La casa è il luogo dell’uomo: custodisce il suo fuoco. Vi si iscrivono i segni della terra, da cui nasce; si specchia nell’acqua; la guardano il sole e la luna. Nel lungo sviluppo di questo tema, Valentini ha attinto forse l’acme di quel suo straordinario talento di dare stupore, emozione, calore, senza racconto; di dire con poco, e soltanto attraverso la forma – il trasalimento di un’ombra, il graffio breve sulla superficie del gres, l’incastro di due elementari volumi – il radicamento del pensiero in alcuni, irrinunciabili gangli della coscienza.
Valentini costruisce la casa per ricoverarvi l’uomo; ma, anche, per ricoverarvi la scultura – quel che per lui doveva essere la scultura. Così la casa divenne un luogo, capiente e segreto, entro cui trattenere i segni generati dalla terra; ma fu anche “luogo di una poesia”, luogo appartato e geloso di affetti e di pensieri – di quell’affetto generato da una comunanza di pensiero, che era per lui il più vero.
Sopra la casa passò infine l’angelo, e vi lasciò la sua impronta azzurra. Forse l’angelo della storia, come voleva Benjamin per Klee, che ha il volto rivolto al passato e corre irresistibilmente verso il futuro, “gli occhi spalancati, la bocca aperta, le ali distese”. 0, come ancora diceva Valentini, l’angelo di Rilke, che neppure gli amanti riescono a convocare: “Angelo immenso… seppur ti supplicassi, non verresti…”. L’angelo che è sguardo, sorriso, onda improvvisa…; giuntura della luce, itinerario, trono, scalea…; che corre fra i viventi e i trapassati, ignaro talvolta, lui stesso, del suo destino.
“Si ricolma di te tutta la stanza”: ed ecco, la Casa si inonda d’azzurro, dell’ombra luminosa di un volo già trascorso. Era lì, prima, l’angelo: colonna smagrita, erosa del suo turgore, col volto cieco circondato dal nimbo, procombente sul vaso, come a interrogare quella forma perfetta, e a specchiarvi la propria assenza. Era lì, venuto anch’egli dalla terra: era stato, poco innanzi, vortice, spirale, poi volto scavato che guarda verso l’alto, per conoscere la luce. Forse, quando nasceva, ambì per una volta d’essere più salda presenza – figura, forse.

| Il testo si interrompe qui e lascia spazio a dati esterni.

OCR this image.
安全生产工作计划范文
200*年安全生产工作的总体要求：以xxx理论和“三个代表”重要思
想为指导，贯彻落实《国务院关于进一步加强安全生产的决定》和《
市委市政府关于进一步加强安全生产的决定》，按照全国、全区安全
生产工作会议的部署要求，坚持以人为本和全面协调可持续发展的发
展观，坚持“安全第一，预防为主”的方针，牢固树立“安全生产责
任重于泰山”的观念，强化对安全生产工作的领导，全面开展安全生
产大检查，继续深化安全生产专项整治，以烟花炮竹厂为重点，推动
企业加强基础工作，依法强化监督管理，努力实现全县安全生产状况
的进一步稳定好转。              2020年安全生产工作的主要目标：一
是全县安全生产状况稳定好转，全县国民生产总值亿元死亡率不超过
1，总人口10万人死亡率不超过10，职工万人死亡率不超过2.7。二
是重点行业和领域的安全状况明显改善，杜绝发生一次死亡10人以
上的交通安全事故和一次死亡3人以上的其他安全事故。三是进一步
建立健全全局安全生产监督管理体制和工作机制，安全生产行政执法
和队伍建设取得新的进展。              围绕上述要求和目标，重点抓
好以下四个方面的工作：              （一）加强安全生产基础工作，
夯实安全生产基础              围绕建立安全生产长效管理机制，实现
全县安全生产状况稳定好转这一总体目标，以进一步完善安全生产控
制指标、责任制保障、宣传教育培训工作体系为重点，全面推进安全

Ma poi l’angelo ha lasciato cadere per via questa tentazione; è stato, soltanto, slancio, volo, spazio, e un’ombra azzurra che scalda la casa.

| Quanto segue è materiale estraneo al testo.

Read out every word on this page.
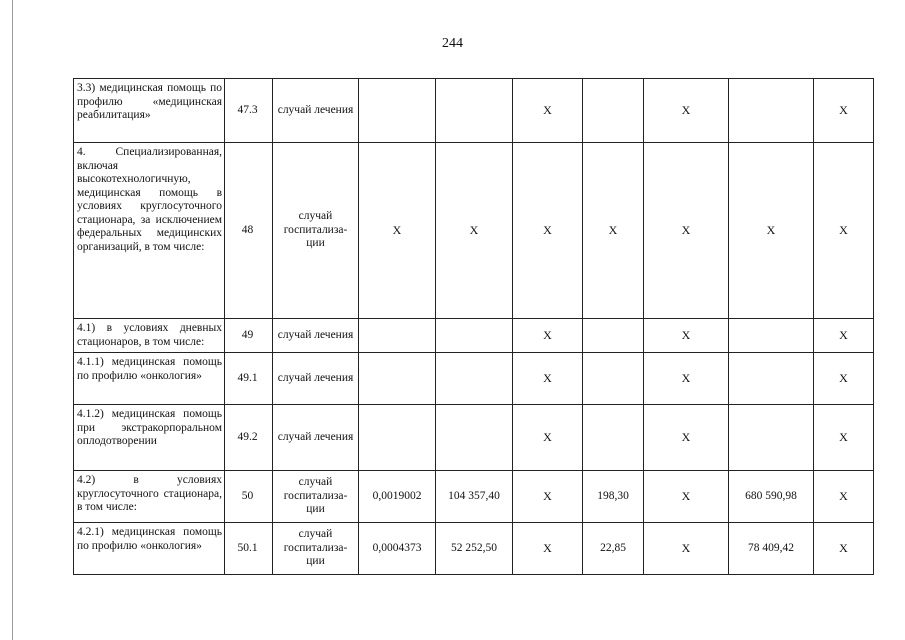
244
3.3) медицинская помощь по профилю «медицинская реабилитация»	47.3	случай лечения			X		X		X
4. Специализированная, включая высокотехнологичную, медицинская помощь в условиях круглосуточного стационара, за исключением федеральных медицинских организаций, в том числе:	48	случай госпитализа-ции	X	X	X	X	X	X	X
4.1) в условиях дневных стационаров, в том числе:	49	случай лечения			X		X		X
4.1.1) медицинская помощь по профилю «онкология»	49.1	случай лечения			X		X		X
4.1.2) медицинская помощь при экстракорпоральном оплодотворении	49.2	случай лечения			X		X		X
4.2) в условиях круглосуточного стационара, в том числе:	50	случай госпитализа-ции	0,0019002	104 357,40	X	198,30	X	680 590,98	X
4.2.1) медицинская помощь по профилю «онкология»	50.1	случай госпитализа-ции	0,0004373	52 252,50	X	22,85	X	78 409,42	X
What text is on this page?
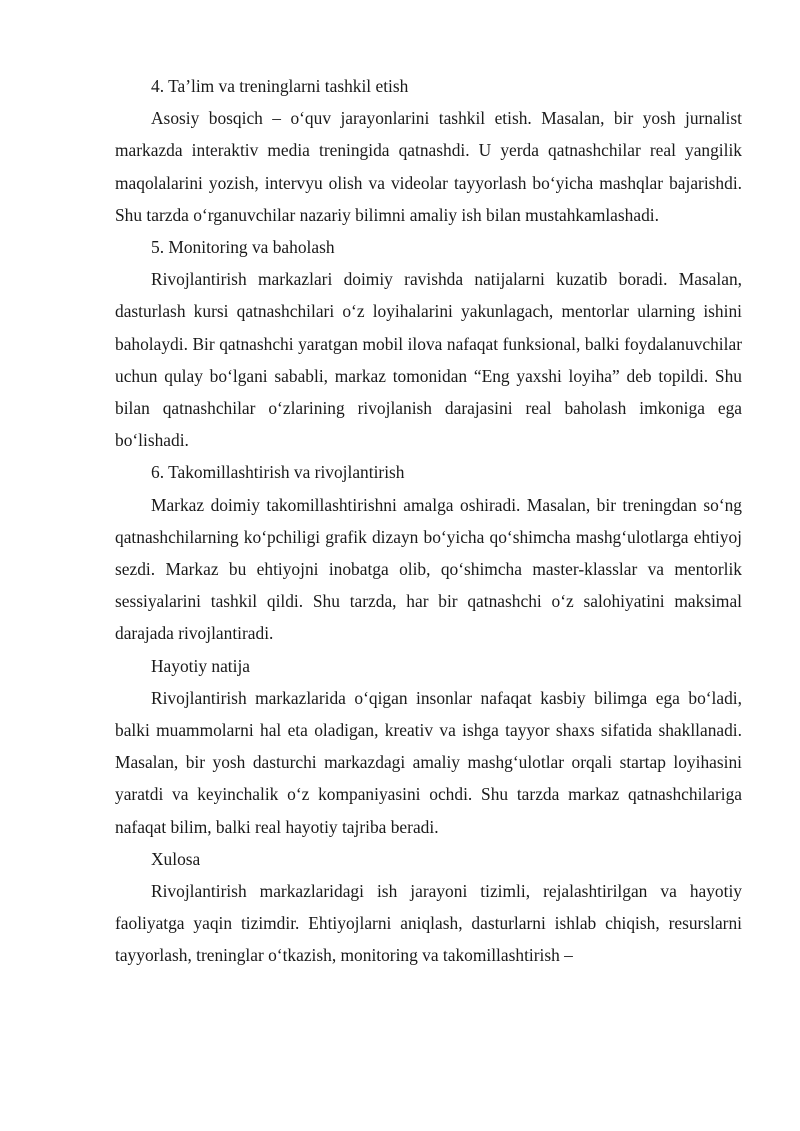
4. Ta’lim va treninglarni tashkil etish

Asosiy bosqich – o‘quv jarayonlarini tashkil etish. Masalan, bir yosh jurnalist markazda interaktiv media treningida qatnashdi. U yerda qatnashchilar real yangilik maqolalarini yozish, intervyu olish va videolar tayyorlash bo‘yicha mashqlar bajarishdi. Shu tarzda o‘rganuvchilar nazariy bilimni amaliy ish bilan mustahkamlashadi.

5. Monitoring va baholash

Rivojlantirish markazlari doimiy ravishda natijalarni kuzatib boradi. Masalan, dasturlash kursi qatnashchilari o‘z loyihalarini yakunlagach, mentorlar ularning ishini baholaydi. Bir qatnashchi yaratgan mobil ilova nafaqat funksional, balki foydalanuvchilar uchun qulay bo‘lgani sababli, markaz tomonidan “Eng yaxshi loyiha” deb topildi. Shu bilan qatnashchilar o‘zlarining rivojlanish darajasini real baholash imkoniga ega bo‘lishadi.

6. Takomillashtirish va rivojlantirish

Markaz doimiy takomillashtirishni amalga oshiradi. Masalan, bir treningdan so‘ng qatnashchilarning ko‘pchiligi grafik dizayn bo‘yicha qo‘shimcha mashg‘ulotlarga ehtiyoj sezdi. Markaz bu ehtiyojni inobatga olib, qo‘shimcha master-klasslar va mentorlik sessiyalarini tashkil qildi. Shu tarzda, har bir qatnashchi o‘z salohiyatini maksimal darajada rivojlantiradi.

Hayotiy natija

Rivojlantirish markazlarida o‘qigan insonlar nafaqat kasbiy bilimga ega bo‘ladi, balki muammolarni hal eta oladigan, kreativ va ishga tayyor shaxs sifatida shakllanadi. Masalan, bir yosh dasturchi markazdagi amaliy mashg‘ulotlar orqali startap loyihasini yaratdi va keyinchalik o‘z kompaniyasini ochdi. Shu tarzda markaz qatnashchilariga nafaqat bilim, balki real hayotiy tajriba beradi.

Xulosa

Rivojlantirish markazlaridagi ish jarayoni tizimli, rejalashtirilgan va hayotiy faoliyatga yaqin tizimdir. Ehtiyojlarni aniqlash, dasturlarni ishlab chiqish, resurslarni tayyorlash, treninglar o‘tkazish, monitoring va takomillashtirish –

La vasca, il gorgo, la soglia, il volto, l’angelo, per ultimo il capro: sono immagini, tutte, gravide di antica carica simbolica, traversate con allarme, talvolta con spavento, dalla cultura occidentale. Valentini ce le ha restituite diverse: rasserenate e vicine, affidabili compagne sulla via ardua e preziosa della conoscenza. L’una è cresciuta di necessità dall’altra, figlie tutte d’uno stesso pensiero; sovente, ha coabitato con l’altra, fino a trovare una propria autonoma fisionomia. E quando Castagnoli, qualche tempo fa, sottolineava l’estraneità profonda della prassi di Valentini rispetto a ogni poetica del frammento e dell’incompiuto, sembrava prefigurare una verità che gli ultimissimi anni di Nanni avrebbero – non compiutamente, perché la sua strada non era finita; ma certo splendidamente – dimostrato: che la sua opera vive e si deve intendere, per comprenderne tutta la grandezza, e per accoglierne tutta la gioia, come un intero; come un lungo, luminoso viaggio compiuto verso le regioni più profonde della nostra genesi e della nostra psiche, senza che i fantasmi del caos e delle tenebre l’abbiano mai potuto avvolgere e turbare.